February 2016 Archives

Advantages of Personal Bankruptcy Over Debt Settlement

While there are circumstances where debt settlement may make sense, in most circumstances personal bankruptcy has more  advantages. For example, in most chapter 7 bankruptcies, nothing is paid to unsecured creditors. In addition, individuals in New Jersey and Pennsylvania can use either federal exemptions or state exemptions to protect their assets, typically not losing any in the Chapter 7 Bankruptcy. With debt negotiation, there is still a payment made to the creditors even if they agree to reduce their claim. In addition, typically if a debt is compromised outside of bankruptcy, a tax liability can result. For example, if a credit card company accepts $4500.00 on a $10,000.00 claim, the company will issue a 1099c for the $5500.00 that they have forgiven and that will count as income. With bankruptcy harrassing letters and phone calls immediately stop. In many instances income taxes more than 3 years old can be eliminated in a bankruptcy. The bankruptcy is generally resolved quicker than debt negotiation and as a result you can begin to rebuild credit sooner. You should discuss with an experienced attorney each of these options to determine which makes the most sense for you. 

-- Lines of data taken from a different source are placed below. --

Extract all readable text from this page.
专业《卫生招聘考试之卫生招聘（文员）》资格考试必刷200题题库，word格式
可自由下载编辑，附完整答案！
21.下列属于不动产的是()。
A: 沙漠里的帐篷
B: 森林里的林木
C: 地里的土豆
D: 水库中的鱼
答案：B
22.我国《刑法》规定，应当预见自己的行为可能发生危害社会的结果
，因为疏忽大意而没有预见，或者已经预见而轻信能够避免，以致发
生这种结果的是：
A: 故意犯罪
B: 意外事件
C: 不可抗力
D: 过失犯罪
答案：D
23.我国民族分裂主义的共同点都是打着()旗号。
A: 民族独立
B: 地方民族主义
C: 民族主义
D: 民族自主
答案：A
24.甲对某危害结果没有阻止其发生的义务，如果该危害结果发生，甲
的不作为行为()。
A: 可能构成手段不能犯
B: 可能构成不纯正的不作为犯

Bankruptcy and The Life Estate

What happens when a life estate is involved in a bankruptcy. First, a life estate is created in order to provide an individual with a right to remain in a property for the remainder of their life. For example in a will an individual can give his wife a life estate and give the remainder interest to his child. The child is the owner of the property except the mother has the right to remain in the property for the rest of her life. What happens if the child files for bankruptcy. In a bankruptcy a debtor filing bankruptcy can protect a certain amount of equity. If the equity exceeds the value of the exemption in the property then a trustee in a Chapter 7 bankruptcy could sell the property and use the money in excess of exemptions to pay creditors. Or the debtor can file a Chapter 13 and pay creditors an amount equal to the nonexempt equity. For example, if the home in question is worth $100,000 and there is a $25,000 mortgage against the property and the individual lives in, say,  Voorhees New Jersey where the New Jersey exemption allows the individual to protect approximately $24,000 in equity in his home, is there $50,000 in equity in the property. The real question is would a willing buyer pay $100,000 for a property which would otherwise be worth $100,000 except for the fact that whoever buys the property has to allow the mother to remain in the property until she passes away. In the Chapter 13, rather than selling the property the debtor could pay creditors an amount equal to the value of the property. However, establishing the value can be problematic. Some trustees and courts will look at actuarial tables to determine how long the person with the life estate is expected to live. Often the value could be negotiated between the debtor's attorney and the trustee but certainly an experienced attorney would be needed to assist in a circumstance like this and one should be consulted to discuss the impact of any life estate issues in the bankruptcy.